On a des raisons de répondre positivement : la réalité, c'est ce qui est constaté par tous, ce qui s'offre à tous les
regards, ce dont on peut témoigner.
B. L'exemple de l'histoire
Par exemple un fait historique dont on a suffisamment de témoignages, dès lors que ces témoignages se
corroborent, que les personnes n'ont pas à se “ donner le mot ” pour mentir plus sûrement, est un fait établi : c'est
une réalité incontestable.
Un fait existant ne peut jamais être établi autrement que par le témoignage de ceux qui y ont assisté et par les
traces qu'il a laissées. De la même façon un document peut toujours se révéler être un faux, la convergence issue
de documents indépendants suffit à établir un fait existant.
Nous avons donc bien suffisamment de moyens directs de reconnaître la réalité de la fiction ou du rêve.
L'histoire qu'on écrit n'est pas un roman : elle implique la description des sources et le recueil de témoignages
(qui avec le temps deviennent aussi des documents).

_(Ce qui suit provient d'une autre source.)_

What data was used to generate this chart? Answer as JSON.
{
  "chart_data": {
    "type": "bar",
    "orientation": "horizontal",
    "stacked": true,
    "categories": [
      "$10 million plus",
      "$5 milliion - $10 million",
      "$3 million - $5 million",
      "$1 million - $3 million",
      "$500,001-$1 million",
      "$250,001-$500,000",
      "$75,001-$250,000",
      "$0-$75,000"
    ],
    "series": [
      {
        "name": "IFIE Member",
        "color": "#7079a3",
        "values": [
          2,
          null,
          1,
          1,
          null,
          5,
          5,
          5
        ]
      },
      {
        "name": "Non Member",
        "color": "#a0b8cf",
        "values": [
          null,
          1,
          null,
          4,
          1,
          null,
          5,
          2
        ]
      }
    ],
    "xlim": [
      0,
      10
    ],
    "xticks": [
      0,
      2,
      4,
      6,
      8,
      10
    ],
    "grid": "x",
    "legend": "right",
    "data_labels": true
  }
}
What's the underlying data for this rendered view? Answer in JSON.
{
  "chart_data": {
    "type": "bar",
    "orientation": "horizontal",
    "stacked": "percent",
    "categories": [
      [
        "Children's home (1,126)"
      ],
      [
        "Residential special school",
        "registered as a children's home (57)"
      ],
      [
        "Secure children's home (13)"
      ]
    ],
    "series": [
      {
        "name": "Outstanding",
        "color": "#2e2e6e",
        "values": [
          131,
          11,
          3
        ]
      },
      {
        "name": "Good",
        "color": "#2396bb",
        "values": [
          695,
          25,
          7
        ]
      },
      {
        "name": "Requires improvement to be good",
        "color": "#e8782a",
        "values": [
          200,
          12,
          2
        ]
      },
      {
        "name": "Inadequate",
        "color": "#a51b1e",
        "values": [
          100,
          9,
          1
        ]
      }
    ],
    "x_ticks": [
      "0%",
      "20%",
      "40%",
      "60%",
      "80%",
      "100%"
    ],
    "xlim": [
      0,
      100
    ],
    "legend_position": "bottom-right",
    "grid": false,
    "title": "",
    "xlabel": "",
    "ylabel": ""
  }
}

C. Le problème de l'illusion
Nous avons donc les moyens de reconnaître la réalité telle qu'elle se présente, et celle-ci ne peut être confondue
avec un récit inventé, ou un rêve.
Mais un problème se pose : prenons l'exemple d'une ruse. Un homme, par un subterfuge quelconque, fait croire à
des spectateurs qu'il peut faire disparaître tel ou tel objet de leur champ de vision. Doit-on dire, puisque tous le
constatent, que cette disparition est un fait existant ? Le prestidigitateur lui-même sait que ce n'est pas le cas,
puisqu'il constate tout autre chose : son subterfuge fonctionne. Il plonge les autres dans l'illusion.
Autrement dit, nous croyions que la définition de l'existence par le constat partagé suffisait à exclure l'imaginaire
du réel : le réel, c'est ce que tous constatent ; l'imaginaire, c'est ce qu'un seul croit constater. Mais tous peuvent
en même temps croire constater quelque chose, et ils confondent alors ce qui existe et ce qu'ils croient exister.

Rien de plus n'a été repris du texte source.